Regiões são espaços em que existe uma sociedade que realmente 
dirige e organiza aquele espaço. 
 
Esta conceituação tem, a nosso ver, o defeito de considerar região uma 
situação que no capitalismo monopolista de hoje é cada vez mais inexistente. 
As regiões tenderiam, assim, a desaparecer. Ou seja, não haveria mais 
diferenciação de áreas. Acreditamos que, adotando-se esta visão, perder-se-ia 
um conceito que tem a vantagem de permitir que nos localizemos nos 
diferentes níveis em que a superfície da Terra pode ser dividida. E, sobretudo, 
achamos que qualquer conceito pode ser repensado. No caso, sem que se 
perca sua aplicabilidade universal. 
O que segue é uma tentativa de inserir o conceito de região dentro de 
um quadro teórico amplo, que permita dar conta da diversidade da superfície 
da Terra sob a ação humana ao longo do tempo. Este quadro consiste na lei do 
desenvolvimento desigual e combinado proposto por Trotsky. 
A lei do desenvolvimento desigual e combinado expressa 
particularmente uma das leis da dialética, a da interpenetração dos contrários. 

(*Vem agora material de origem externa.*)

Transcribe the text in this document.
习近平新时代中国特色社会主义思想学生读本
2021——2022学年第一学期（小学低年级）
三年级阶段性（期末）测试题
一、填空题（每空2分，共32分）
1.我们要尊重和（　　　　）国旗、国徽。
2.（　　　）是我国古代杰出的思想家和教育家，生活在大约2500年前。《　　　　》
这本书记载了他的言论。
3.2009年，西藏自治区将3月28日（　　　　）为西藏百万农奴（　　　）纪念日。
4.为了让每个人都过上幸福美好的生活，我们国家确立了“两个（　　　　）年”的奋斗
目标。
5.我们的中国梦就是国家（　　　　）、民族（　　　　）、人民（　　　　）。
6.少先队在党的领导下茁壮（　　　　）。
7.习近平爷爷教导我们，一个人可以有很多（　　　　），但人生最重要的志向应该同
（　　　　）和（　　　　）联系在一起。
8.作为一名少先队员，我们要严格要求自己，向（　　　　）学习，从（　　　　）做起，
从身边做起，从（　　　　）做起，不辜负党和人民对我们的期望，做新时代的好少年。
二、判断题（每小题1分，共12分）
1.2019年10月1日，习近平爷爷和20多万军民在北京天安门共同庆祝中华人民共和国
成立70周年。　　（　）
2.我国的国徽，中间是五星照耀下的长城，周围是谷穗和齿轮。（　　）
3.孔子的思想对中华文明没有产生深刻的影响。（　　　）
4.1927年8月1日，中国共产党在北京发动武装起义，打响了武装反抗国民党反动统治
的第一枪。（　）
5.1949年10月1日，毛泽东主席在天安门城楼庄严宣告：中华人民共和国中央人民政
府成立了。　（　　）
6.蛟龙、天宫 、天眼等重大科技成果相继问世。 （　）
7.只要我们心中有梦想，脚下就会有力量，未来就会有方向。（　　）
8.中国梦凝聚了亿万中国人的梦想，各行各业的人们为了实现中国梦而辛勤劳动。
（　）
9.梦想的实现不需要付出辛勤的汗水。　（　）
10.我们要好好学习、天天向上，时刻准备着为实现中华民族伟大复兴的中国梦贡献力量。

Refere-se ao fato de ser cada aspecto da realidade constituído de dois 
processos que se acham relacionados e interpenetrados, apesar de serem 
diferentes e opostos. A contradição que daí decorre é característica imanente à 
realidade e o elemento motor de sua transformação. Na lei que nos interessa, 
os dois processos são, primeiro o da desigualdade e, depois, o da combinação. 
Permite que se considere as diferenciações resultantes da presença de 
fenômenos originados em tempos históricos diferentes coexistindo no tempo 
presente. . .e no espaço. 
Esta lei tem uma dimensão espacial, que se verifica através do processo 
de regionalização, ou seja, de diferenciação de áreas. Dois aspectos devem 
ser considerados, tendo em vista a compreensão das conexões entre a lei em 
pauta e o conceito de região que dela surge. O primeiro deles se refere à 
gênese e à difusão do processo de regionalização, e o segundo aos 
mecanismos nos quais o processo realiza-se. Ambos estão interligados. 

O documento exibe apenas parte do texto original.